THE LIBRARY OF AMERICA
The Library of America, a nonprofit publisher and educational outreach entity, was founded in 1979 with grants from the Ford Foundation and the National Endowment for the Humanities. Although its mission was a well-grounded and no-nonsense business approach to publishing, it essentially was fulfilling a long-held dream by the great critic Edmund Wilson and others. The United States of America, they felt, ought to have a publications series of high standards and high quality of production for its national literature, and it ought to reflect the diversity and traditions of all of its writing.
The first books appeared in 1982, when I first began selling new books in an independent book store here in Carlisle. (The founding of Whistlestop Bookshop was three years away.) I still have my copies of Hawthorne, Melville, and Whitman. I won’t tell you how many of the 300+ to date I have acquired, but I am happy to say I never regretted one. The books are remarkably beautiful and efficient and scholarly and finely-made. They are sometimes the only respectable edition available (beware of photo-offset print-on-demand editions!). The accompanying chronologies and notes and textual discussions of every volume are a joy and an education. I cannot praise them too highly.

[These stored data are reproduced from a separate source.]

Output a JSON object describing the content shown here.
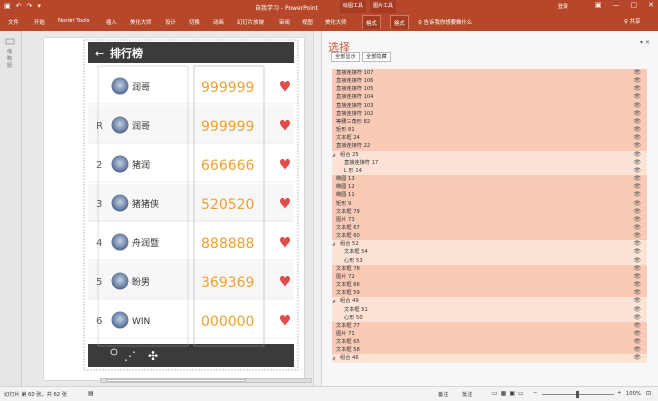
{
  "titlebar": {
    "title": "自我学习 - PowerPoint",
    "ctx_drawing": "绘图工具",
    "ctx_picture": "图片工具",
    "login": "登录",
    "min": "—",
    "max": "▢",
    "close": "✕"
  },
  "ribbon": {
    "tabs": [
      "文件",
      "开始",
      "Nordri Tools",
      "插入",
      "美化大师",
      "设计",
      "切换",
      "动画",
      "幻灯片放映",
      "审阅",
      "视图",
      "美化大师",
      "格式",
      "格式"
    ],
    "tellme": "♀ 告诉我你想要做什么",
    "share": "♀ 共享"
  },
  "slide": {
    "header_title": "排行榜",
    "rows": [
      {
        "rank": "",
        "name": "润哥",
        "score": "999999"
      },
      {
        "rank": "R",
        "name": "润哥",
        "score": "999999"
      },
      {
        "rank": "2",
        "name": "猪润",
        "score": "666666"
      },
      {
        "rank": "3",
        "name": "猪猪侠",
        "score": "520520"
      },
      {
        "rank": "4",
        "name": "舟润暨",
        "score": "888888"
      },
      {
        "rank": "5",
        "name": "盼男",
        "score": "369369"
      },
      {
        "rank": "6",
        "name": "WIN",
        "score": "000000"
      }
    ]
  },
  "pane": {
    "title": "选择",
    "show_all": "全部显示",
    "hide_all": "全部隐藏",
    "items": [
      {
        "label": "直接连接符 107",
        "level": 0,
        "type": "sel"
      },
      {
        "label": "直接连接符 106",
        "level": 0,
        "type": "sel"
      },
      {
        "label": "直接连接符 105",
        "level": 0,
        "type": "sel"
      },
      {
        "label": "直接连接符 104",
        "level": 0,
        "type": "sel"
      },
      {
        "label": "直接连接符 103",
        "level": 0,
        "type": "sel"
      },
      {
        "label": "直接连接符 102",
        "level": 0,
        "type": "sel"
      },
      {
        "label": "等腰三角形 82",
        "level": 0,
        "type": "sel"
      },
      {
        "label": "矩形 81",
        "level": 0,
        "type": "sel"
      },
      {
        "label": "文本框 24",
        "level": 0,
        "type": "sel"
      },
      {
        "label": "直接连接符 22",
        "level": 0,
        "type": "sel"
      },
      {
        "label": "组合 25",
        "level": 0,
        "type": "grp",
        "arrow": "◢"
      },
      {
        "label": "直接连接符 17",
        "level": 1,
        "type": "grp"
      },
      {
        "label": "L 形 14",
        "level": 1,
        "type": "grp"
      },
      {
        "label": "椭圆 13",
        "level": 0,
        "type": "sel"
      },
      {
        "label": "椭圆 12",
        "level": 0,
        "type": "sel"
      },
      {
        "label": "椭圆 11",
        "level": 0,
        "type": "sel"
      },
      {
        "label": "矩形 9",
        "level": 0,
        "type": "sel"
      },
      {
        "label": "文本框 79",
        "level": 0,
        "type": "sel"
      },
      {
        "label": "图片 73",
        "level": 0,
        "type": "sel"
      },
      {
        "label": "文本框 67",
        "level": 0,
        "type": "sel"
      },
      {
        "label": "文本框 60",
        "level": 0,
        "type": "sel"
      },
      {
        "label": "组合 52",
        "level": 0,
        "type": "grp",
        "arrow": "◢"
      },
      {
        "label": "文本框 54",
        "level": 1,
        "type": "grp"
      },
      {
        "label": "心形 53",
        "level": 1,
        "type": "grp"
      },
      {
        "label": "文本框 78",
        "level": 0,
        "type": "sel"
      },
      {
        "label": "图片 72",
        "level": 0,
        "type": "sel"
      },
      {
        "label": "文本框 66",
        "level": 0,
        "type": "sel"
      },
      {
        "label": "文本框 59",
        "level": 0,
        "type": "sel"
      },
      {
        "label": "组合 49",
        "level": 0,
        "type": "grp",
        "arrow": "◢"
      },
      {
        "label": "文本框 51",
        "level": 1,
        "type": "grp"
      },
      {
        "label": "心形 50",
        "level": 1,
        "type": "grp"
      },
      {
        "label": "文本框 77",
        "level": 0,
        "type": "sel"
      },
      {
        "label": "图片 71",
        "level": 0,
        "type": "sel"
      },
      {
        "label": "文本框 65",
        "level": 0,
        "type": "sel"
      },
      {
        "label": "文本框 58",
        "level": 0,
        "type": "sel"
      },
      {
        "label": "组合 46",
        "level": 0,
        "type": "grp",
        "arrow": "◢"
      }
    ]
  },
  "status": {
    "slide_info": "幻灯片 第 60 张，共 62 张",
    "notes": "备注",
    "comments": "批注",
    "zoom": "100%",
    "minus": "−",
    "plus": "+"
  },
  "colors": {
    "brand": "#b7472a",
    "score": "#f0a030",
    "selected_row": "#f9cbb7",
    "slide_bar": "#3b3b3b"
  }
}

This listing is what I carry in the store. If you would like other volumes, send me an e-mail or call the store. Enjoy browsing, buying, and owning landmark definitive editions of great writers or great American subjects.
The listings are alphabetical by author except for new or recent anthologies at the top. Older anthologies are at the bottom of the page.
All James Baldwin titles and Ursula K. Le Guin titles are on the respective pages of the authors.
The American Revolution: Writings from the Pamphlet Debate 1764–1776 (boxed set)
The American Revolution: Writings from the Pamphlet Debate 1764–1776 (boxed set)
For the 250th anniversary of the Stamp Act Crisis, the momentous upheaval that marked the beginning of the American Revolution, Pulitzer Prize–winning historian Gordon S. Wood presents a landmark two-volume edition of the political debate that led to independence. A contest of words between Americans and Britons and among the colonists themselves, this debate was carried on largely in inexpensive pamphlets—the galvanizing medium of their day. Those concerned with the American controversy number well over a thousand, and they cover all of the most fundamental concerns of politics—the nature of power, liberty, representation, rights and constitutions, the division of authority between different spheres of government, and sovereignty.
This unprecedented collection gathers in two authoritative Library of America volumes the full texts of thirty-nine of the most fascinating and important of these works, including pamphlets by Thomas Jefferson, Samuel Johnson, and Edmund Burke. Here, in its entirety, is John Dickinson’s justly famous Letters from a Farmer in Pennsylvania, the most significant political tract prior to Thomas Paine’s Common Sense, which is also included. Here too is the dramatic transcript of Benjamin Franklin’s testimony before Parliament as it debated repeal of the Stamp Act. By the time the political contest traced here was over, the first British empire was in tatters, and Americans had not only clarified their understanding of the limits of public power, they had prepared the way for their grand experiment in republican self-government and constitution-making.